Governor Tom Wolf joined Penn State President Eric Barron and leaders from Lightsource BP in Franklin County for a groundbreaking ceremony for one of the largest solar projects in Pennsylvania. The 70-megawatt project further supports Pennsylvania’s goals to reduce greenhouse gas emissions by 26 percent by 2025 and expand the use of solar energy throughout the commonwealth.
“When I came to office, I set out to build up our commonwealth’s energy portfolio, to diversify it and incorporate cleaner, renewable sources,” said Governor Wolf. “My mission to expand alternative energy sources has increased value to Pennsylvania’s solar energy credits and bolstered the development of new solar projects across the commonwealth. This resurgence of solar energy will help us make big strides in reducing our carbon footprint.”

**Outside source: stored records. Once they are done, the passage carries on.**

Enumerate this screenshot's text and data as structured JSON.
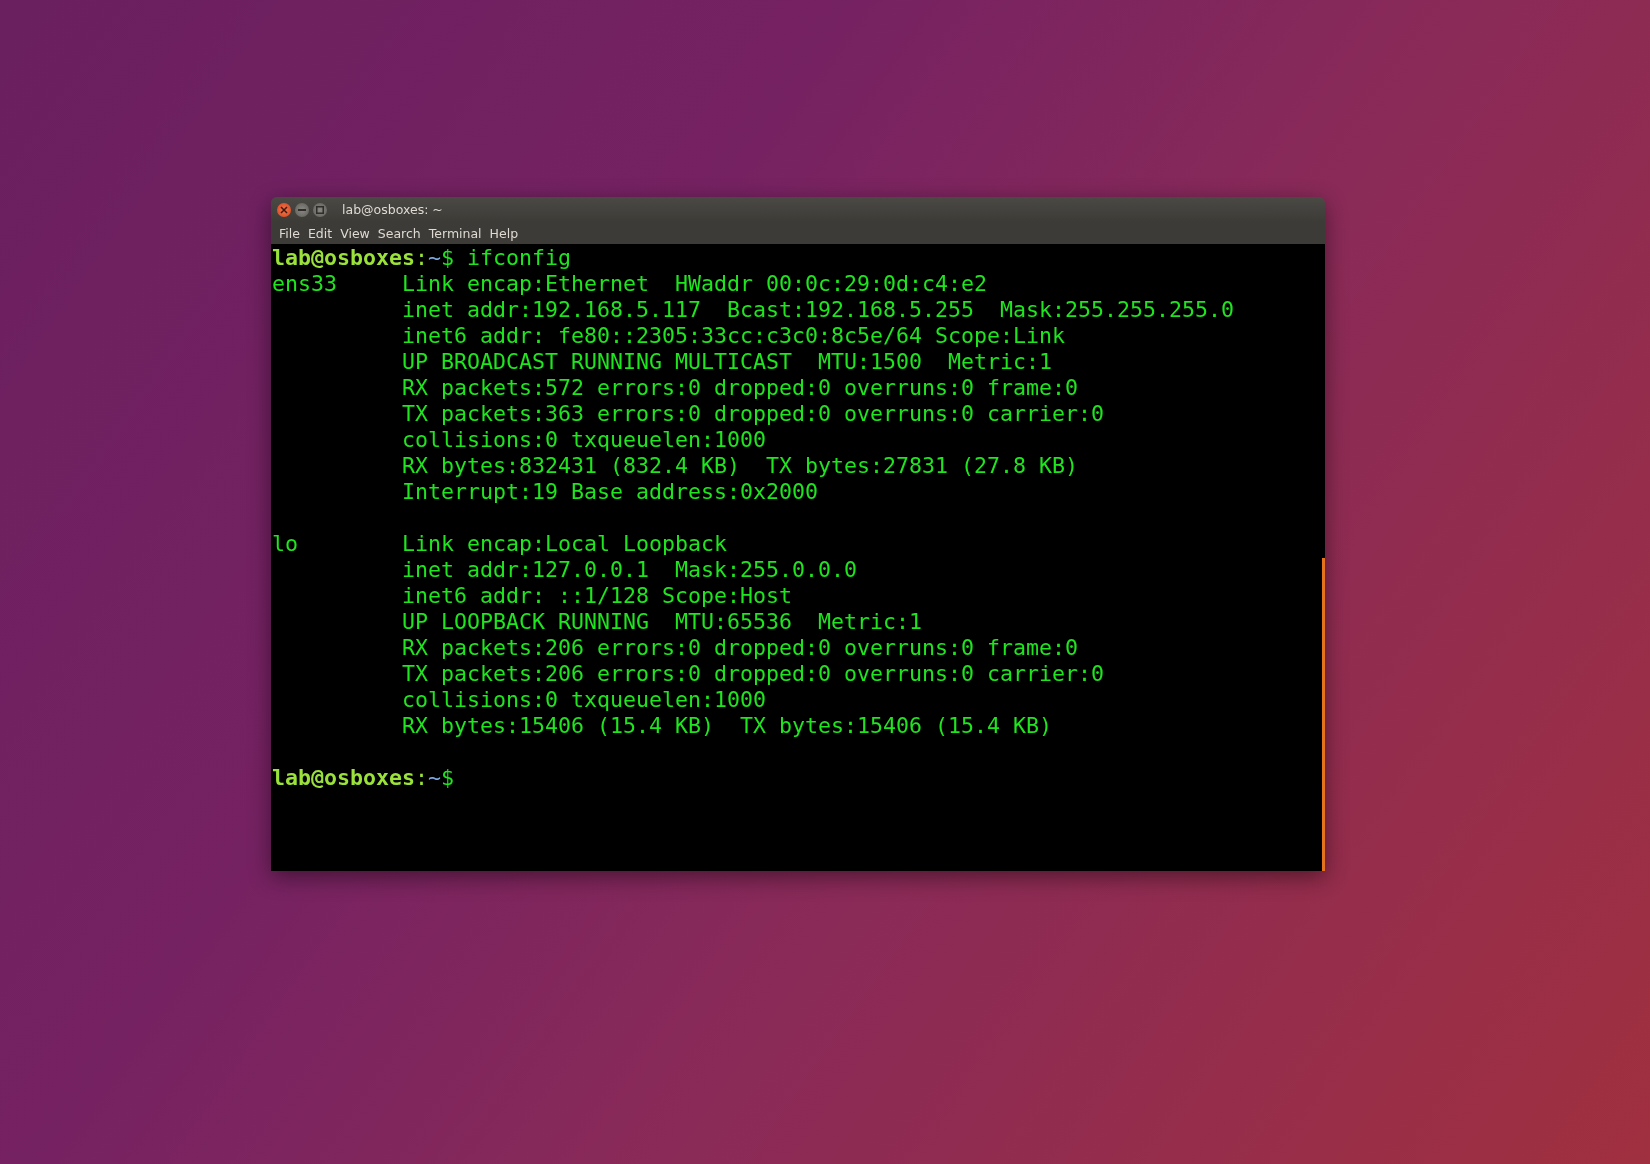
{
  "window": {
    "title": "lab@osboxes: ~"
  },
  "menu": [
    {
      "label": "File"
    },
    {
      "label": "Edit"
    },
    {
      "label": "View"
    },
    {
      "label": "Search"
    },
    {
      "label": "Terminal"
    },
    {
      "label": "Help"
    }
  ],
  "terminal": {
    "lines": [
      {
        "kind": "prompt",
        "user_host": "lab@osboxes",
        "separator": ":",
        "path": "~",
        "symbol": "$",
        "command": "ifconfig"
      },
      {
        "kind": "output",
        "iface": "ens33",
        "text": "Link encap:Ethernet  HWaddr 00:0c:29:0d:c4:e2"
      },
      {
        "kind": "output",
        "text": "inet addr:192.168.5.117  Bcast:192.168.5.255  Mask:255.255.255.0"
      },
      {
        "kind": "output",
        "text": "inet6 addr: fe80::2305:33cc:c3c0:8c5e/64 Scope:Link"
      },
      {
        "kind": "output",
        "text": "UP BROADCAST RUNNING MULTICAST  MTU:1500  Metric:1"
      },
      {
        "kind": "output",
        "text": "RX packets:572 errors:0 dropped:0 overruns:0 frame:0"
      },
      {
        "kind": "output",
        "text": "TX packets:363 errors:0 dropped:0 overruns:0 carrier:0"
      },
      {
        "kind": "output",
        "text": "collisions:0 txqueuelen:1000"
      },
      {
        "kind": "output",
        "text": "RX bytes:832431 (832.4 KB)  TX bytes:27831 (27.8 KB)"
      },
      {
        "kind": "output",
        "text": "Interrupt:19 Base address:0x2000"
      },
      {
        "kind": "blank"
      },
      {
        "kind": "output",
        "iface": "lo",
        "text": "Link encap:Local Loopback"
      },
      {
        "kind": "output",
        "text": "inet addr:127.0.0.1  Mask:255.0.0.0"
      },
      {
        "kind": "output",
        "text": "inet6 addr: ::1/128 Scope:Host"
      },
      {
        "kind": "output",
        "text": "UP LOOPBACK RUNNING  MTU:65536  Metric:1"
      },
      {
        "kind": "output",
        "text": "RX packets:206 errors:0 dropped:0 overruns:0 frame:0"
      },
      {
        "kind": "output",
        "text": "TX packets:206 errors:0 dropped:0 overruns:0 carrier:0"
      },
      {
        "kind": "output",
        "text": "collisions:0 txqueuelen:1000"
      },
      {
        "kind": "output",
        "text": "RX bytes:15406 (15.4 KB)  TX bytes:15406 (15.4 KB)"
      },
      {
        "kind": "blank"
      },
      {
        "kind": "prompt",
        "user_host": "lab@osboxes",
        "separator": ":",
        "path": "~",
        "symbol": "$"
      }
    ]
  }
}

In his first term, Governor Wolf strengthened Pennsylvania’s solar sector by reopening the Solar Energy Program, identifying strategies to increase solar-powered electricity with Pennsylvania’s Solar Future Plan, and signing new legislation, to ensure that the environmental and health benefits of solar energy are experienced in Pennsylvania.

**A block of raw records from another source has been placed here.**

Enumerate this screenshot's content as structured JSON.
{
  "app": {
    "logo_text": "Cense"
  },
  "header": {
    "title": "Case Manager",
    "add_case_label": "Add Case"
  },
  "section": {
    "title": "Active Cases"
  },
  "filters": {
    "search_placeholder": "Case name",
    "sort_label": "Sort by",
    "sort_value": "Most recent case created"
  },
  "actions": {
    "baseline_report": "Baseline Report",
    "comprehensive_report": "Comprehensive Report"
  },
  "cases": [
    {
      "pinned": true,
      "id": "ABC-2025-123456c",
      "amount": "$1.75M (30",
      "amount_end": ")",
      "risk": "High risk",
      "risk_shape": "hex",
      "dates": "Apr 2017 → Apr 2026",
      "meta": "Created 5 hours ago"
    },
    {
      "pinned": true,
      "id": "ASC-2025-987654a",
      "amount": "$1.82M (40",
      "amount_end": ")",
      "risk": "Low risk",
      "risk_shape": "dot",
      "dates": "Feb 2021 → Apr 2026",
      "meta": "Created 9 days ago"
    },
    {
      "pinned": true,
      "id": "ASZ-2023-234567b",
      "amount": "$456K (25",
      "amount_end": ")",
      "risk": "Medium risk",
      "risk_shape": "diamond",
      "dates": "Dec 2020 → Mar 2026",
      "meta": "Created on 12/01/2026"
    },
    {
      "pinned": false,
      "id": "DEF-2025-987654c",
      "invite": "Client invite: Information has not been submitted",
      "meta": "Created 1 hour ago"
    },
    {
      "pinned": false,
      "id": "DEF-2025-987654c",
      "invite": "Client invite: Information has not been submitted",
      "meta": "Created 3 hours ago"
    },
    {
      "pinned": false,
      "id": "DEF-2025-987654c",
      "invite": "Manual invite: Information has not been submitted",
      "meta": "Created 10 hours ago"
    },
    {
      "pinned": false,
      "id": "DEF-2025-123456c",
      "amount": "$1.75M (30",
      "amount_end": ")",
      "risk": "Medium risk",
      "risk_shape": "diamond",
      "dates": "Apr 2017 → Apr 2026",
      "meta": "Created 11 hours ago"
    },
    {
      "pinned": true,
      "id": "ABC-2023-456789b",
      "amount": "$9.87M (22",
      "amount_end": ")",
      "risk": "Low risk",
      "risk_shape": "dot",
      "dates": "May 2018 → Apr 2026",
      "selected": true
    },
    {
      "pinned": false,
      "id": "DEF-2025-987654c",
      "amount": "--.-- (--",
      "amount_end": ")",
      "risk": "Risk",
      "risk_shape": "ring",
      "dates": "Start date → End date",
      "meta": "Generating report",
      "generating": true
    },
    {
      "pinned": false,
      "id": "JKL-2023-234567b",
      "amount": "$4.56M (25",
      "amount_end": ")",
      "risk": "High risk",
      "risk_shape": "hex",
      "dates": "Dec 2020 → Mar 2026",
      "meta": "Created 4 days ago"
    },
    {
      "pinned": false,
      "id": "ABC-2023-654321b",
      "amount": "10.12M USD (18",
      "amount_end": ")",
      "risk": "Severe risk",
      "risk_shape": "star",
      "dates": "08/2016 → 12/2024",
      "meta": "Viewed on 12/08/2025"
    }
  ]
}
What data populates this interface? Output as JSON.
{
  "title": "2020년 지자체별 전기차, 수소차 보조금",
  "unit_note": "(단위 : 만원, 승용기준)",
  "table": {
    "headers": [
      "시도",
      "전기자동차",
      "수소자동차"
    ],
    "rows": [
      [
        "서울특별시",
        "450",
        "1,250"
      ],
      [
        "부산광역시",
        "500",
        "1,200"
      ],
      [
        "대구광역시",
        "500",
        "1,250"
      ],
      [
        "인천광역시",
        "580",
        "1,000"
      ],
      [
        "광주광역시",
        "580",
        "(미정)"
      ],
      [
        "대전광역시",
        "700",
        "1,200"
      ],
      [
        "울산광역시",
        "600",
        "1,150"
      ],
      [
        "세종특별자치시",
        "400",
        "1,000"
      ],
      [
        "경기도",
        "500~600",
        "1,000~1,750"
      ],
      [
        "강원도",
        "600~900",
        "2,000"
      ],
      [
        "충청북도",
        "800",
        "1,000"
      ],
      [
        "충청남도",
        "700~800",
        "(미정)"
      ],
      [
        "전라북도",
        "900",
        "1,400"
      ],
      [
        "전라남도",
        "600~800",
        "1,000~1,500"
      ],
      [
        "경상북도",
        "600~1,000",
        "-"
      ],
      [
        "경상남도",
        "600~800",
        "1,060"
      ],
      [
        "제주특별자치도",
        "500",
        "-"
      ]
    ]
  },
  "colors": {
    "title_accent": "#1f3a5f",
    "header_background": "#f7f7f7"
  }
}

Last year, the Solar Energy Program helped fund 78 solar projects in 22 counties, including innovative projects such as the Bedford County Jail and Courthouse solar array, which produces 2.1 million kilowatt-hours of electricity each year to power the jail, saving taxpayers around $5.5 million over the next 30 years, and the Solar Marriott Hotel in Lancaster, the first hotel chain powered entirely by solar.

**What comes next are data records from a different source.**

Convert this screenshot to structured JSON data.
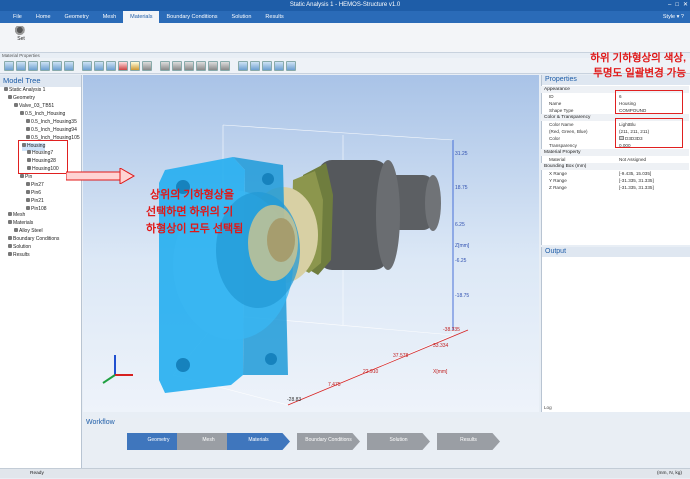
{
  "window": {
    "title": "Static Analysis 1 - HEMOS-Structure v1.0"
  },
  "menu": {
    "items": [
      "File",
      "Home",
      "Geometry",
      "Mesh",
      "Materials",
      "Boundary Conditions",
      "Solution",
      "Results"
    ],
    "active": "Materials",
    "style_label": "Style"
  },
  "ribbon": {
    "set_label": "Set",
    "group_label": "Material Properties"
  },
  "model_tree": {
    "title": "Model Tree",
    "items": [
      "Static Analysis 1",
      "Geometry",
      "Valve_03_TB51",
      "0.5_Inch_Housing",
      "0.5_Inch_Housing35",
      "0.5_Inch_Housing94",
      "0.5_Inch_Housing105",
      "Housing",
      "Housing7",
      "Housing28",
      "Housing100",
      "Pin",
      "Pin27",
      "Pin6",
      "Pin21",
      "Pin108",
      "Mesh",
      "Materials",
      "Alloy Steel",
      "Boundary Conditions",
      "Solution",
      "Results"
    ]
  },
  "viewport": {
    "axis_labels_right": [
      "31.25",
      "18.75",
      "6.25",
      "Z[mm]",
      "-6.25",
      "-18.75"
    ],
    "axis_labels_bottom": [
      "-38.335",
      "33.334",
      "37.578",
      "22.910",
      "7.475",
      "X[mm]"
    ],
    "axis_label_left_bottom": "-28.83"
  },
  "properties": {
    "title": "Properties",
    "sections": [
      {
        "name": "Appearance",
        "rows": [
          [
            "ID",
            "6"
          ],
          [
            "Name",
            "Housing"
          ],
          [
            "Shape Type",
            "COMPOUND"
          ]
        ]
      },
      {
        "name": "Color & Transparency",
        "rows": [
          [
            "Color Name",
            "LightBlu"
          ],
          [
            "(Red, Green, Blue)",
            "(211, 211, 211)"
          ],
          [
            "Color",
            "D3D3D3"
          ],
          [
            "Transparency",
            "0.000"
          ]
        ]
      },
      {
        "name": "Material Property",
        "rows": [
          [
            "Material",
            "Not Assigned"
          ]
        ]
      },
      {
        "name": "Bounding Box (mm)",
        "rows": [
          [
            "X Range",
            "[-9.435, 15.035]"
          ],
          [
            "Y Range",
            "[-31.335, 31.335]"
          ],
          [
            "Z Range",
            "[-31.335, 31.335]"
          ]
        ]
      }
    ]
  },
  "output": {
    "title": "Output",
    "log_tab": "Log"
  },
  "workflow": {
    "title": "Workflow",
    "steps": [
      {
        "label": "Geometry",
        "active": true
      },
      {
        "label": "Mesh",
        "active": false
      },
      {
        "label": "Materials",
        "active": true
      },
      {
        "label": "Boundary Conditions",
        "active": false
      },
      {
        "label": "Solution",
        "active": false
      },
      {
        "label": "Results",
        "active": false
      }
    ]
  },
  "status": {
    "left": "Ready",
    "right": "(mm, N, kg)"
  },
  "annotations": {
    "top_right_line1": "하위 기하형상의 색상,",
    "top_right_line2": "투명도 일괄변경 가능",
    "center_line1": "상위의 기하형상을",
    "center_line2": "선택하면 하위의 기",
    "center_line3": "하형상이 모두 선택됨"
  },
  "colors": {
    "accent": "#1e5da8",
    "annotation": "#e01818",
    "part_blue": "#2aa7f0"
  }
}
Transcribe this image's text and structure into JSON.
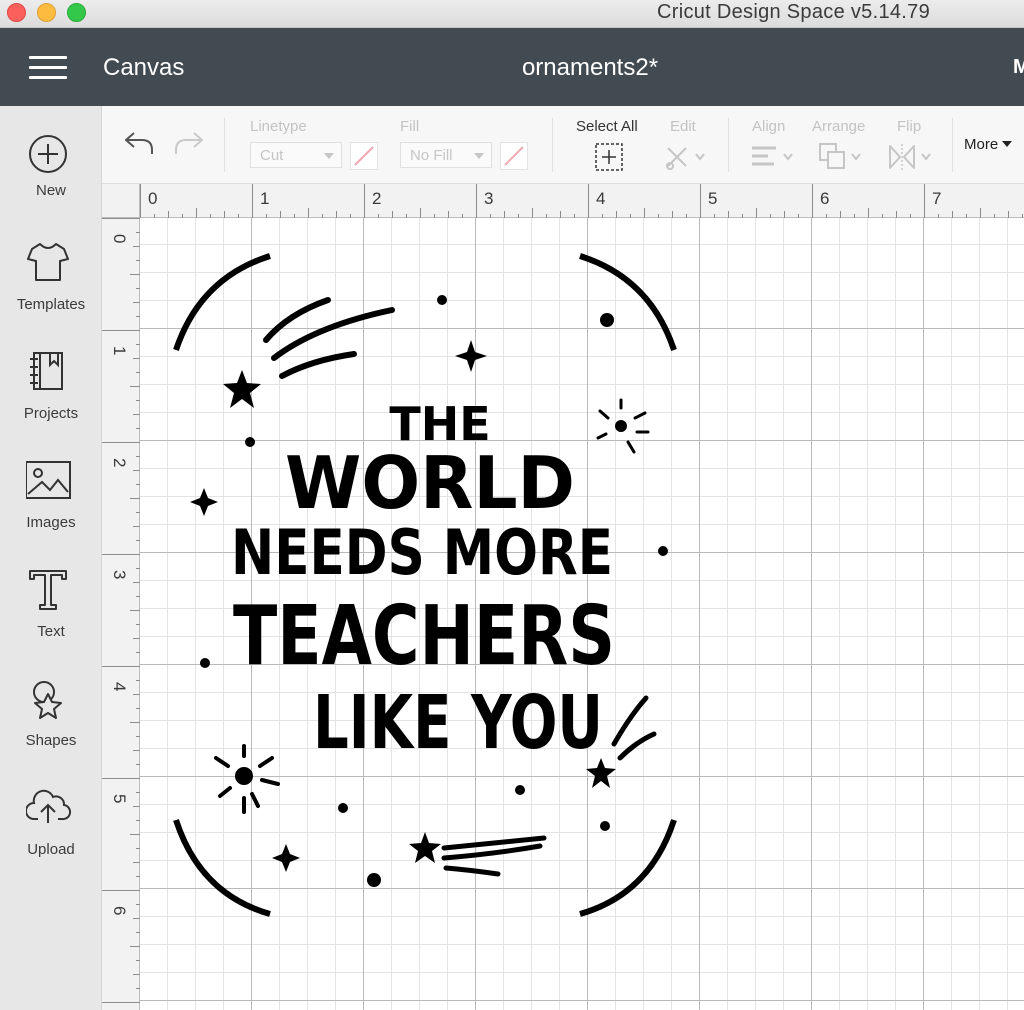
{
  "window": {
    "title": "Cricut Design Space  v5.14.79"
  },
  "header": {
    "section": "Canvas",
    "project_name": "ornaments2*",
    "right_cut": "M"
  },
  "sidebar": {
    "items": [
      {
        "label": "New",
        "icon": "plus-circle-icon"
      },
      {
        "label": "Templates",
        "icon": "tshirt-icon"
      },
      {
        "label": "Projects",
        "icon": "notebook-icon"
      },
      {
        "label": "Images",
        "icon": "image-icon"
      },
      {
        "label": "Text",
        "icon": "text-t-icon"
      },
      {
        "label": "Shapes",
        "icon": "shapes-icon"
      },
      {
        "label": "Upload",
        "icon": "cloud-upload-icon"
      }
    ]
  },
  "toolbar": {
    "linetype_label": "Linetype",
    "linetype_value": "Cut",
    "fill_label": "Fill",
    "fill_value": "No Fill",
    "select_all_label": "Select All",
    "edit_label": "Edit",
    "align_label": "Align",
    "arrange_label": "Arrange",
    "flip_label": "Flip",
    "more_label": "More"
  },
  "rulers": {
    "horizontal": [
      "0",
      "1",
      "2",
      "3",
      "4",
      "5",
      "6",
      "7"
    ],
    "vertical": [
      "0",
      "1",
      "2",
      "3",
      "4",
      "5",
      "6"
    ]
  },
  "design": {
    "lines": [
      "THE",
      "WORLD",
      "NEEDS MORE",
      "TEACHERS",
      "LIKE YOU"
    ],
    "color": "#000000"
  },
  "colors": {
    "header_bg": "#424a52",
    "sidebar_bg": "#e7e7e7",
    "toolbar_bg": "#f7f7f7",
    "disabled_text": "#c3c3c3"
  }
}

The groundbreaking ceremony was the latest clean, renewable energy celebration in the commonwealth. More than 150,000 solar panels will be installed across three locations in Franklin County, on about 500 acres of leased land. Lightsource BP will finance, build, own, and operate the three solar farms, with Penn State purchasing all of the electricity generated under a 25-year power contract. The project is estimated to save Penn State at least $14 million dollars over the contract term through solar’s low cost of electricity while meeting 25 percent of the university’s state-wide electricity needs. It will also help develop the Pennsylvania solar market and employ over 250 people during the construction period.